Je l’ai eu dit à des pro-loup : il faut savoir ce que vous voulez. Vous ne pouvez pas dire que vous voulez manger local, que vous voulez de la traçabilité, et après, manger du veau blanc qui n’est jamais sorti de la stabulation. Ce n’est pas comme les poules en étage, mais pas loin. Enfin voilà, si vous voulez que votre veau pâture et qu’il soit bien rosé, bien comme il faut, et bien ça veut dire qu’il lui faut de l’espace dehors, sans risque. Je pense que ça, il faut arriver à l’expliquer, et notamment à une population qui ne connaît pas le milieu agricole. Et dire qu’on ne peut pas dire qu’on est pro-loup et vouloir une alimentation locale et élevée en plein air. C’est complètement lié. Ceux qui veulent le retour du loup, il faut qu’ils acceptent que les bêtes ne pâturent plus à l’extérieur et ça ne sera pas de la viande de bonne qualité.
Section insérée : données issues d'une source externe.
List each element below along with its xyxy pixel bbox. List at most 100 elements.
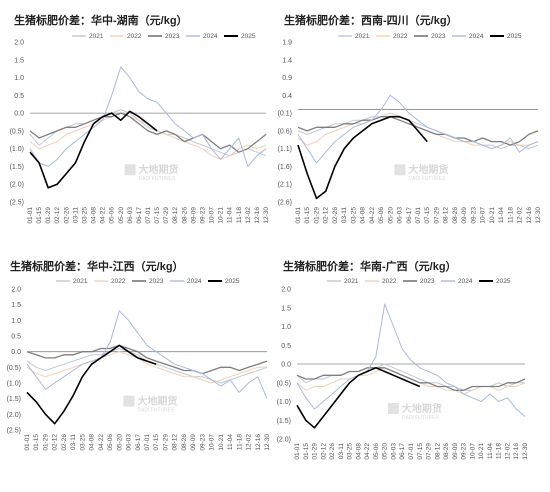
x-tick-label: 03-11 bbox=[341, 207, 348, 224]
y-tick-label: (2.6) bbox=[278, 200, 292, 207]
x-tick-label: 06-03 bbox=[126, 434, 133, 451]
x-tick-label: 11-04 bbox=[227, 434, 234, 451]
x-tick-label: 04-22 bbox=[100, 207, 107, 224]
series-line-2024 bbox=[29, 66, 267, 167]
x-tick-label: 11-18 bbox=[236, 207, 243, 224]
y-tick-label: 0.5 bbox=[281, 343, 291, 350]
y-tick-label: (1.5) bbox=[7, 396, 21, 403]
y-tick-label: (1.0) bbox=[7, 381, 21, 388]
x-tick-label: 11-04 bbox=[498, 207, 505, 224]
x-tick-label: 03-25 bbox=[81, 207, 88, 224]
x-tick-label: 01-29 bbox=[42, 434, 49, 451]
legend-label: 2021 bbox=[73, 278, 88, 285]
legend-label: 2022 bbox=[382, 278, 397, 285]
x-tick-label: 01-29 bbox=[313, 207, 320, 224]
chart-title: 生猪标肥价差：华中-湖南（元/kg） bbox=[14, 13, 188, 27]
y-tick-label: 1.5 bbox=[281, 305, 291, 312]
series-line-2024 bbox=[296, 303, 526, 417]
x-tick-label: 11-18 bbox=[496, 443, 503, 460]
x-tick-label: 11-04 bbox=[227, 207, 234, 224]
x-tick-label: 12-02 bbox=[246, 434, 253, 451]
series-line-2025 bbox=[296, 367, 421, 429]
x-tick-label: 02-26 bbox=[61, 434, 68, 451]
legend-label: 2022 bbox=[127, 33, 142, 40]
watermark-text: 大地期货 bbox=[402, 402, 442, 415]
x-tick-label: 12-30 bbox=[535, 207, 542, 224]
x-tick-label: 09-23 bbox=[199, 207, 206, 224]
legend-label: 2024 bbox=[187, 278, 202, 285]
x-tick-label: 01-01 bbox=[294, 443, 301, 460]
watermark-logo bbox=[123, 395, 135, 407]
series-line-2022 bbox=[296, 367, 526, 395]
chart-title: 生猪标肥价差：华中-江西（元/kg） bbox=[10, 259, 184, 273]
x-tick-label: 01-01 bbox=[295, 207, 302, 224]
x-tick-label: 12-02 bbox=[517, 207, 524, 224]
y-tick-label: (2.0) bbox=[277, 437, 291, 444]
y-tick-label: 0.4 bbox=[282, 93, 292, 100]
x-tick-label: 12-30 bbox=[263, 207, 270, 224]
x-tick-label: 02-12 bbox=[54, 207, 61, 224]
x-tick-label: 10-07 bbox=[469, 443, 476, 460]
x-tick-label: 05-06 bbox=[373, 443, 380, 460]
legend-label: 2022 bbox=[111, 278, 126, 285]
x-tick-label: 10-07 bbox=[480, 207, 487, 224]
x-tick-label: 05-06 bbox=[378, 207, 385, 224]
x-tick-label: 12-30 bbox=[522, 443, 529, 460]
x-tick-label: 04-22 bbox=[98, 434, 105, 451]
x-tick-label: 01-15 bbox=[304, 207, 311, 224]
x-tick-label: 02-12 bbox=[320, 443, 327, 460]
chart-title: 生猪标肥价差：华南-广西（元/kg） bbox=[283, 259, 457, 273]
x-tick-label: 01-01 bbox=[24, 434, 31, 451]
x-tick-label: 09-23 bbox=[461, 443, 468, 460]
x-tick-label: 12-02 bbox=[245, 207, 252, 224]
watermark-logo bbox=[387, 403, 399, 414]
y-tick-label: (0.5) bbox=[10, 128, 24, 135]
series-line-2022 bbox=[29, 112, 267, 160]
x-tick-label: 05-20 bbox=[116, 434, 123, 451]
y-tick-label: 1.4 bbox=[282, 57, 292, 64]
y-tick-label: (0.5) bbox=[277, 380, 291, 387]
y-tick-label: 1.0 bbox=[14, 75, 24, 82]
y-tick-label: (1.6) bbox=[278, 164, 292, 171]
x-tick-label: 06-17 bbox=[135, 434, 142, 451]
x-tick-label: 01-15 bbox=[36, 207, 43, 224]
y-tick-label: 2.0 bbox=[281, 287, 291, 294]
x-tick-label: 01-15 bbox=[33, 434, 40, 451]
x-tick-label: 06-03 bbox=[397, 207, 404, 224]
x-tick-label: 05-06 bbox=[107, 434, 114, 451]
x-tick-label: 09-09 bbox=[461, 207, 468, 224]
y-tick-label: (2.0) bbox=[10, 182, 24, 189]
y-tick-label: 2.0 bbox=[14, 40, 24, 47]
series-line-2025 bbox=[29, 110, 158, 189]
y-tick-label: (2.0) bbox=[7, 412, 21, 419]
x-tick-label: 08-26 bbox=[443, 443, 450, 460]
x-tick-label: 05-20 bbox=[382, 443, 389, 460]
y-tick-label: (1.5) bbox=[277, 418, 291, 425]
series-line-2023 bbox=[29, 112, 267, 153]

Sur ce sujet, j’ai toujours eu une position très claire, et je pense que le retour du loup, avec un élevage extensif tel qu’on le pratique chez nous, c’est incompatible. Et il y a des études qui ont démontré les limites des mesures de protection, les problèmes de conflits d’usage avec les patous, le mal-être des agriculteurs, etc. Et quand on m’explique que les agriculteurs « sont indemnisés », non, ce n’est pas vrai. Déjà, il y a un attachement aux bêtes, il suffit de connaître une famille d’agriculteurs pour le comprendre. Et puis tout n’est pas indemnisé, ce n’est pas vrai. Il suffit qu’un gypaète soit passé par là, on retrouve la boucle et point barre, et puis la peur des animaux, les ventres vides, etc., ne sont pas indemnisés. Sur le loup, c’est un sujet extrêmement compliqué, qui dure depuis de nombreuses années, et je ne vais pas régler le problème à moi toute seule, mais je vais y travailler.
Un mot de conclusion ?
Je ne sais pas encore comment je vais l’organiser, mais j’aimerais trouver un moyen pour échanger avec les agriculteurs, au-delà des institutions qui les représentent, et en particulier ceux qui ont voté pour le RN. Parce qu’il y en a beaucoup, quand on regarde la répartition des votes. J’aimerais vraiment discuter avec eux, parce que j’aimerais comprendre les craintes, inquiétudes et difficultés des uns et des autres.